The first consideration, of course, is money. If they could afford it, I'm prepared to bet that all seven of those homes with "For Sale" signs outside would be snapped up by women, not necessarily single, just desperate for a bolthole and a bit of peace and quiet.

Apart from the eight months I spent in a bedsit in Blackburn when I was 21 and a cub reporter on the Lancashire Evening Telegraph, I've never lived on my own. I'm sure it would do me good. I'd be able to draw on my inner reserves or whatever it is you're supposed to do when you find yourself the only survivor of a shipwreck clinging to a spar in the South China Sea, or lost in Snowdonia.

I don't think I have inner reserves. If I do, they've become so flabby with disuse they'd be no good to me in Tesco, let alone on a mountain or clinging to a spar. Still, I'm impressed that young women with a bob or two are sufficiently responsible and canny to spend their money on bricks and mortar rather than clothes and cosmetics. But I'm also concerned that they will become so damned independent and self-sufficient they'll end up old maids. You can see from that last remark what a sheltered and old-fashioned upbringing I enjoyed. My mother wasn't exactly Mrs Bennet, but she took it for granted that my sister and I would get married and that our husbands would sort out the house business.

Even if I could have afforded it, the idea of buying my own place never occurred to me. Young women shared flats with other young women (or even young men if they were liberated) and had arguments about whose turn it was to buy lavatory paper or take out the rubbish until they got married and graduated to more exciting rows about not putting the top on the toothpaste or having to drive up to Telford to visit your mother again.

The advantage of living on your own is that you don't have rows. The disadvantage of living on your own is that you miss having rows because nothing beats making up after a really good hair-tearing, fist-clenching, plate-throwing, life-threatening spat. That's the kind of row I relish. None of your snide remarks and bad-tempered looks or asides. Nothing sours the milk of human kindness quicker or drags the spirit lower than sharing your space with a grump. Given the choice of living with Bluebeard or Victor Meldrew, I'd go for Bluebeard every time.

When I was sweet and single, the only girls who lived on their own were either loaded or loopy. There was Lizzie the film producer's daughter, who shared her five-storey mansion in Knightsbridge with three cats and occasional lovers. I ran into her the other day on her way, she told me, to Alcoholics Anonymous. She was still in the same house, she said; it had seen the back of two husbands and she was beginning to wish she had lived in a commune.

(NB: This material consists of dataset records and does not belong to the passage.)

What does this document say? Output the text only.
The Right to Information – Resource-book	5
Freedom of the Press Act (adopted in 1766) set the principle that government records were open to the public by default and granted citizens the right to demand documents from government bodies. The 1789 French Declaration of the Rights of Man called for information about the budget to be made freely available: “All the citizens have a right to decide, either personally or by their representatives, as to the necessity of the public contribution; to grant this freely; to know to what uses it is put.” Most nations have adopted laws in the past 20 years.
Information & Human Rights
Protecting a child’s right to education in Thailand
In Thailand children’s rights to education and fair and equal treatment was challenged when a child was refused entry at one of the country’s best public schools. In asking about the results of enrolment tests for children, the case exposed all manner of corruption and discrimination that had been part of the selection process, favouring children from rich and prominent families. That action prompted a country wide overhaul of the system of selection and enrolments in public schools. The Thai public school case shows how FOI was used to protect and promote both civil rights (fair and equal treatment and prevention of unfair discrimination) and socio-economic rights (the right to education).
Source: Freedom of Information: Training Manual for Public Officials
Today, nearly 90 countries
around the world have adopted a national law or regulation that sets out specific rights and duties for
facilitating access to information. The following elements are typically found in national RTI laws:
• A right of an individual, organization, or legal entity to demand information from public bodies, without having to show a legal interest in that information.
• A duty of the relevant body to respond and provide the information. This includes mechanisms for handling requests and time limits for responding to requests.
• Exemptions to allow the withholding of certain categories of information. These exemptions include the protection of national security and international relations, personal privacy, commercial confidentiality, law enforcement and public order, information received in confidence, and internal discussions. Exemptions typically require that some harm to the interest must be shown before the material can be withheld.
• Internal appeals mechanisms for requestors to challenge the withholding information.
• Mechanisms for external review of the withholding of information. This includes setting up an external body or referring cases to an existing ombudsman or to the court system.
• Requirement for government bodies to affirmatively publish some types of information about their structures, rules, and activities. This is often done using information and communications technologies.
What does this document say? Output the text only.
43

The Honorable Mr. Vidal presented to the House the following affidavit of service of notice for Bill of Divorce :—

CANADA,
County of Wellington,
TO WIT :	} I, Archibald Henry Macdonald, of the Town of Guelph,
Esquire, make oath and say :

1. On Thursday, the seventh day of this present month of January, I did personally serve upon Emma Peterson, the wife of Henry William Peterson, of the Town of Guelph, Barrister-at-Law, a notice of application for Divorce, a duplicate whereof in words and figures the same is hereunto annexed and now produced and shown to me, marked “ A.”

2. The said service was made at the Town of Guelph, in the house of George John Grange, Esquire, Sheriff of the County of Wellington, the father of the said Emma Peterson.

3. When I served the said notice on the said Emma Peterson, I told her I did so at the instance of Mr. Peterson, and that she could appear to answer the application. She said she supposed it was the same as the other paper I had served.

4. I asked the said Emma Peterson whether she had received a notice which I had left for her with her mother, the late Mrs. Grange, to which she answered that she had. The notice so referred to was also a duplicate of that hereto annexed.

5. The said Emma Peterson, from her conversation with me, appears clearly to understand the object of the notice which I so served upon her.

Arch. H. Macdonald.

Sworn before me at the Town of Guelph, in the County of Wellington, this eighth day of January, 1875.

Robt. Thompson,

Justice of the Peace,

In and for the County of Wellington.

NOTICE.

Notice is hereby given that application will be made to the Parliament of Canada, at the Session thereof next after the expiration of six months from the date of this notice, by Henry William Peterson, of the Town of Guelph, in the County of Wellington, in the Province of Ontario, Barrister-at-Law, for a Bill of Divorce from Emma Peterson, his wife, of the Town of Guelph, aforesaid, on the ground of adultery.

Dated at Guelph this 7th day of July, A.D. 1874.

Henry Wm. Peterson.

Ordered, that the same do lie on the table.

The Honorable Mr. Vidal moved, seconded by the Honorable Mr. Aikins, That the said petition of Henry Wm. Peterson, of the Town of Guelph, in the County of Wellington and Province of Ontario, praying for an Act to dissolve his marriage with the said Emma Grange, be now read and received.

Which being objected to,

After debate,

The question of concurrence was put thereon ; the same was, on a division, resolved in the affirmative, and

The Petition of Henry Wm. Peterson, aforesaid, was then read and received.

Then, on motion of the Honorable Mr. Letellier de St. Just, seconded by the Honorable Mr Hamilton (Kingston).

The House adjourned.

Then there was Judy who, when the rest of us left Trinity College, Dublin, bought a tumbledown shepherd's cottage in the Wicklow Mountains six miles from the nearest bus stop and dedicated herself to a life surrounded by kids. Not children, goats. Judy wanted to breed the sort of goats that the god Pan had looked after in ancient Greece. When I went down to stay with her she was learning to play the pipes.

Women want nests. Men want somewhere to watch television and sleep. It's the old story, and the fact that marriage has lasted as long as it has is a miracle. Single women increasingly buying their own homes strikes me as ominous.

I can see what's going to happen: men will give up all vestige of responsibility and drop in and out of nests like alley cats. There's an old Burmese proverb about marriage: why buy a cow when milk is cheap. I wish I'd mentioned it to my daughter before she bought her flat. Of course I'm delighted that, barely out of school, she's running her own business with her own flat in London. I just wish sometimes that she were happily settled in Hemel Hempstead with a nice accountant.